# 🎯 Performance Estimates for the Israeli Inventors Dataset

This notebook showcases the use of our precision and recall performance estimators in application to the Israeli inventors benchmark dataset.

Note that the Israeli dataset only covers patents granted between 1963 and 1999. As such, we can only estimate the performance of the current disambiguation algorithm for this time period.

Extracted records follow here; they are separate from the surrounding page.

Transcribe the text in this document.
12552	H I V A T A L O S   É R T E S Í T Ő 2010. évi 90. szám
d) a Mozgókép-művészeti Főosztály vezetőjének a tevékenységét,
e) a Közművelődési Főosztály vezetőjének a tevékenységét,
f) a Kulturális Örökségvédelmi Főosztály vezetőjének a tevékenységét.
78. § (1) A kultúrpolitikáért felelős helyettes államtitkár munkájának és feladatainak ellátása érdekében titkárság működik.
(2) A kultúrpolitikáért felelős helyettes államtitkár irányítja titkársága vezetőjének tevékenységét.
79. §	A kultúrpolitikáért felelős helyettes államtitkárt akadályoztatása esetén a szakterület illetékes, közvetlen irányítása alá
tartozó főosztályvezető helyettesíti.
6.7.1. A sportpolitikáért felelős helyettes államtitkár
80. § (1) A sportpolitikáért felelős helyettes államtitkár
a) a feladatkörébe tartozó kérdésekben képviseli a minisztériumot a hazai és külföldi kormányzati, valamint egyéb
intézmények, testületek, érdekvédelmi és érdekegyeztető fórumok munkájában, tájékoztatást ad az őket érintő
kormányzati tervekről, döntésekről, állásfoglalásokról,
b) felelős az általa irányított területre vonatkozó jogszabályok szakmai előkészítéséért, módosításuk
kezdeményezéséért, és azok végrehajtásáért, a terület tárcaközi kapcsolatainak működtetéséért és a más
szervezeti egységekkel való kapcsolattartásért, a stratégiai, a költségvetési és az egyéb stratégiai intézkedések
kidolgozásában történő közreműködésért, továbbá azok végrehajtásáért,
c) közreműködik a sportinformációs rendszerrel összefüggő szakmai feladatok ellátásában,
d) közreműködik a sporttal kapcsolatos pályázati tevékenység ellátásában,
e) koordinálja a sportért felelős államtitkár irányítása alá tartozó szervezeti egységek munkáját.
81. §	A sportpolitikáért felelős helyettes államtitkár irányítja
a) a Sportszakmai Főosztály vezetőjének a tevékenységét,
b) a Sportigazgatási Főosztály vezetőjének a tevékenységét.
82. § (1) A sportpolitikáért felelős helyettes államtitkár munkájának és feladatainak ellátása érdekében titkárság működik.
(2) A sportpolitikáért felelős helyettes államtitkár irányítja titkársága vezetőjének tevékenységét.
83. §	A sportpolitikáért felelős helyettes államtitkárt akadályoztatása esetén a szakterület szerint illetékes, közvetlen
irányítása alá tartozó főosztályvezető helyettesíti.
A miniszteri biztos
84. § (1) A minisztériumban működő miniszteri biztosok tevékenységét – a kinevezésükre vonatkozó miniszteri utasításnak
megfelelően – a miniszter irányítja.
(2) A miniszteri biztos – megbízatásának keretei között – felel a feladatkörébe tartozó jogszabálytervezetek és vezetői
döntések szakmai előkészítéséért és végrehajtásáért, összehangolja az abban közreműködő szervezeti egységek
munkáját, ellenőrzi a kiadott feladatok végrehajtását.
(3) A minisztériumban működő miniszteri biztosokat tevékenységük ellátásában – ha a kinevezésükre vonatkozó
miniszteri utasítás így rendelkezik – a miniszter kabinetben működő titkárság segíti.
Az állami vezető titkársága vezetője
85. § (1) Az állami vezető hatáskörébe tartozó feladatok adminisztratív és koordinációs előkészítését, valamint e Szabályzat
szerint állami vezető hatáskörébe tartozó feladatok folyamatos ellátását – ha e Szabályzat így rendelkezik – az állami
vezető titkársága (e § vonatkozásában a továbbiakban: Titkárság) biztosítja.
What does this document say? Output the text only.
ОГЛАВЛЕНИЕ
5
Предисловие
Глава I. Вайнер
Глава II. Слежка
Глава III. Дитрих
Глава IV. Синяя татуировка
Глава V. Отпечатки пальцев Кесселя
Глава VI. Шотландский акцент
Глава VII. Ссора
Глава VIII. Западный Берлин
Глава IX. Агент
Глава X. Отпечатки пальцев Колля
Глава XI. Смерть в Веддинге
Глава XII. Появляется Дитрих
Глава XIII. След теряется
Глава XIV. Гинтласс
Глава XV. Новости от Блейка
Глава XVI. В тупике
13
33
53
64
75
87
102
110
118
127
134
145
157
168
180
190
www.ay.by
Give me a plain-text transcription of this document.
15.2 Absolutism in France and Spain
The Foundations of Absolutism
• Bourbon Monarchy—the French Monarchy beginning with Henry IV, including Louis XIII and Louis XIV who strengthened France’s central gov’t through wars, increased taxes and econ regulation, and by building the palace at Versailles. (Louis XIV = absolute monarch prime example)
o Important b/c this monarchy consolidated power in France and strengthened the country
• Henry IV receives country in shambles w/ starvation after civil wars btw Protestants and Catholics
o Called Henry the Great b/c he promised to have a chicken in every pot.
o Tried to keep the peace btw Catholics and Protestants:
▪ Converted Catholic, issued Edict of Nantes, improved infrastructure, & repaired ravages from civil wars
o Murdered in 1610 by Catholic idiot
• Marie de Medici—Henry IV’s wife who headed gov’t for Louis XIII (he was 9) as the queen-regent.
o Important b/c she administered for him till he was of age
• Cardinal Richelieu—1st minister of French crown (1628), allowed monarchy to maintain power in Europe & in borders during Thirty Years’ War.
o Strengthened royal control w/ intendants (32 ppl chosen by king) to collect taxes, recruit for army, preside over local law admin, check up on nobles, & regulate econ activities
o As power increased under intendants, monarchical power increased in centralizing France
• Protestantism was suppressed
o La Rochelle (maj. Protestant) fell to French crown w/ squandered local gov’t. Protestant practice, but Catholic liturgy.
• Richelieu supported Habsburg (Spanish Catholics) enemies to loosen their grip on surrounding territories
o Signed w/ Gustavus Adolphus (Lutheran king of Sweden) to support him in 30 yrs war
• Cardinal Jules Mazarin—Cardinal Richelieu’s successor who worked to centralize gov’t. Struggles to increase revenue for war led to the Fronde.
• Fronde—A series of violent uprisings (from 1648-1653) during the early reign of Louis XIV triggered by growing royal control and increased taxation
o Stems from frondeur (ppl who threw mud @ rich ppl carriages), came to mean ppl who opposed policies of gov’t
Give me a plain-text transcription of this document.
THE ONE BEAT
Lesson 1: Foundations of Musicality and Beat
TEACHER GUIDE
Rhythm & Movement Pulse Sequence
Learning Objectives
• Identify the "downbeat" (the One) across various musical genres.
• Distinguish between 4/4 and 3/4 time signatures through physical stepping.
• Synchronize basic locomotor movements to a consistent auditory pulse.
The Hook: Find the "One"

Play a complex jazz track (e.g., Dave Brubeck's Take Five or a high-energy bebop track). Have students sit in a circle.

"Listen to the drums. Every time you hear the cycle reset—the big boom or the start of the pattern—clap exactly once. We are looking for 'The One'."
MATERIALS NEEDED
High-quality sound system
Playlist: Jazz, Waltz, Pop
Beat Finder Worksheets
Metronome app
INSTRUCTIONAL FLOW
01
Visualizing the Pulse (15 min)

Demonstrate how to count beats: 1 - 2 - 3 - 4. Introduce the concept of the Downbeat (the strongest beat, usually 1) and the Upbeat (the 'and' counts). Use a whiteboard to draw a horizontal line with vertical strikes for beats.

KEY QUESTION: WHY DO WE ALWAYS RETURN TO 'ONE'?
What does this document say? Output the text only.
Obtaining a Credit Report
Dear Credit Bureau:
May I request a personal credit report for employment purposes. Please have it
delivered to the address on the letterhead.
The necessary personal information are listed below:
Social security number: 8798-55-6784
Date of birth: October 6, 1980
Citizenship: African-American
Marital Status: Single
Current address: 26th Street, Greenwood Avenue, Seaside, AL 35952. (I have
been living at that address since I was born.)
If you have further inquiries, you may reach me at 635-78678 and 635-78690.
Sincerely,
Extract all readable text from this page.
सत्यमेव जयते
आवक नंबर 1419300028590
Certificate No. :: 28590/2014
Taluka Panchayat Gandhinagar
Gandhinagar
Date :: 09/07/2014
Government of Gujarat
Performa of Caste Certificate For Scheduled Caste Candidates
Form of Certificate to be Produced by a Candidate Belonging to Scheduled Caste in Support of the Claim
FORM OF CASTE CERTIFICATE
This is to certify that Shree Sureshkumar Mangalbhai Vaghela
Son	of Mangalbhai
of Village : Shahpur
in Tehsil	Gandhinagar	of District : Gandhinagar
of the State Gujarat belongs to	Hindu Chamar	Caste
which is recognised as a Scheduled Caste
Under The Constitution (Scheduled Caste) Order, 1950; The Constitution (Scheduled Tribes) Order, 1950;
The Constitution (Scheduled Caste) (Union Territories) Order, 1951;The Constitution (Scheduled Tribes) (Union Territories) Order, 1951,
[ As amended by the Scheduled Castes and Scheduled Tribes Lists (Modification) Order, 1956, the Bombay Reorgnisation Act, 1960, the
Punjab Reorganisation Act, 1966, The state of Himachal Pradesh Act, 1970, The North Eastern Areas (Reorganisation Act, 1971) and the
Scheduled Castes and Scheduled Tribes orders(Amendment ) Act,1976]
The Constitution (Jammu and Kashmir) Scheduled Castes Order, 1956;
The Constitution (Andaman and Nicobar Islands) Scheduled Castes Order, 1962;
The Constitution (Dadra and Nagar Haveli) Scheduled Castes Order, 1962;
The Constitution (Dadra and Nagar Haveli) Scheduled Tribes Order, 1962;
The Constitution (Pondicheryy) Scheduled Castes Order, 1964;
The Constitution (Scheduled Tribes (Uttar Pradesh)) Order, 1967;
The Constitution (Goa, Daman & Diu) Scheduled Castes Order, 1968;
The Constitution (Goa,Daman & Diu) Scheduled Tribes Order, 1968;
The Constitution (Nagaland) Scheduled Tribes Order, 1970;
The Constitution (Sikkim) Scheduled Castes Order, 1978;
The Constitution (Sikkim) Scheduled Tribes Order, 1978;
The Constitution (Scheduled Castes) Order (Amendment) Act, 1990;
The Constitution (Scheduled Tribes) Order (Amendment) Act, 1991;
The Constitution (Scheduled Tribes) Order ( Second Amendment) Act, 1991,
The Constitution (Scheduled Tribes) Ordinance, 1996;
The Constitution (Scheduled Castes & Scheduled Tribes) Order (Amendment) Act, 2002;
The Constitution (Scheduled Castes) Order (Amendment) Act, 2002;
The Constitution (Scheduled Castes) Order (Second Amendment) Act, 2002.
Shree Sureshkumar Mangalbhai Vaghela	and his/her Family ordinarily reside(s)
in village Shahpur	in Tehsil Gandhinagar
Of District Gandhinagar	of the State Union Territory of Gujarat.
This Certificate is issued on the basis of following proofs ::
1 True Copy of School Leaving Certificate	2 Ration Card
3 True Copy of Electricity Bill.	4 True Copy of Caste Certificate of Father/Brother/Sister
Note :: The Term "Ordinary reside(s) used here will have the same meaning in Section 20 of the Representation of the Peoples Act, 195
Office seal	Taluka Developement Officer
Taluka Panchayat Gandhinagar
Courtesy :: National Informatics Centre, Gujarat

Furthermore, we consider the the Israeli benchmark to be following the "single block" sampling process. That is, we assume that the data corresponds to the sampling of a single block, here the block of Israeli inventors.

## Data Preparation

First we import required modules and recover the current disambiguation from `rawinventor.tsv`. The current disambiguation is filtered to only contain inventor mentions for granted patents between 1963 and 1999.

In [1]:
from pv_evaluation.estimators import pairwise_precision_estimator, pairwise_recall_estimator
from pv_evaluation.benchmark import load_israeli_inventors_benchmark

import pandas as pd
import numpy as np
import wget
import zipfile
import os

if not os.path.isfile("rawinventor.tsv"):
    wget.download("https://s3.amazonaws.com/data.patentsview.org/download/rawinventor.tsv.zip")
    with zipfile.ZipFile("rawinventor.tsv.zip", 'r') as zip_ref:
        zip_ref.extractall(".")
    os.remove("rawinventor.tsv.zip")

if not os.path.isfile("patent.tsv"):
    wget.download("https://s3.amazonaws.com/data.patentsview.org/download/patent.tsv.zip")
    with zipfile.ZipFile("patent.tsv.zip", 'r') as zip_ref:
        zip_ref.extractall(".")
    os.remove("patent.tsv.zip")

In [2]:
patent = pd.read_csv("patent.tsv", sep="\t", dtype=str, usecols=["id", "date"])
rawinventor = pd.read_csv("rawinventor.tsv", sep="\t", dtype=str, usecols=["patent_id", "sequence", "inventor_id"])

date = pd.DatetimeIndex(patent.date)
patent["date"] = date.year.astype(int)
joined = rawinventor.merge(patent, left_on="patent_id", right_on="id", how="left")

In [3]:
joined["mention_id"] = "US" + joined.patent_id + "-" + joined.sequence
joined = joined.query('date >= 1963 and date <= 1999')
current_disambiguation = joined.set_index("mention_id")["inventor_id"]

## Precision and Recall Estimates

Next, we can estimate precision and recall using the "single_block" estimator. Note that since a single block has been sampled, no standard deviation estimate can be provided.

In [4]:
pairwise_precision_estimator(current_disambiguation, load_israeli_inventors_benchmark(), sampling_type="single_block", weights="uniform")

0.7860646822490067

In [5]:
pairwise_recall_estimator(current_disambiguation, load_israeli_inventors_benchmark(), sampling_type="single_block", weights="uniform")

0.9409842164000638